The Aleppo Codex is the earliest known Hebrew manuscript comprising the full text of the Bible. It is also the most authoritative, accurate, and sacred source document, both for the biblical text and for its vocalization, cantillation and Massorah (literally, "transmission" of the Bible, the oral and written tradition by which the Holy Scriptures have been preserved and passed on from generation to generation). The Codex was copied by the scribe Shlomo Ben-Buya'a over one thousand years ago. The text was then verified, vocalized, and provided with the Massorah by Aaron Ben-Asher, the last and most prominent member of the Ben-Asher dynasty, which shaped the Hebrew text of the Bible. It was probably the manuscript used by Maimonides when he set down the exact rules for writing scrolls of the Torah.

 

The Codex was written in Palestine in the early tenth century, looted and transferred to Egypt at the end of the eleventh century, and deposited with the Jewish community of Aleppo in Syria at the end of the fourteenth century.

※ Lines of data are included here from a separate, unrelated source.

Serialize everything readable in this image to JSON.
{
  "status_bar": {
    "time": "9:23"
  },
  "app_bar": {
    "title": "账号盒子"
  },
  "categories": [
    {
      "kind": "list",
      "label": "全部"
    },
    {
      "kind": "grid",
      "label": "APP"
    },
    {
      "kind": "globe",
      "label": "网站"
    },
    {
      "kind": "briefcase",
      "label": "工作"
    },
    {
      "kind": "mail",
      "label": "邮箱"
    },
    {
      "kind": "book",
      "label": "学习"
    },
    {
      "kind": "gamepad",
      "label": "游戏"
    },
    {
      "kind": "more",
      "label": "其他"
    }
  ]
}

The rabbis and elders of the community guarded it zealously for some six hundred years. During the riots against Jews and Jewish property in Aleppo in December 1947, the communityâs ancient synagogue was put to the torch and the Codex, which was kept in the synagogue's "Cave of Elijah," suffered damage, so that no more than 295 of the original 487 leaves survived.

 

In January 1958 the Aleppo Codex was brought to Jerusalem, where it remains until today.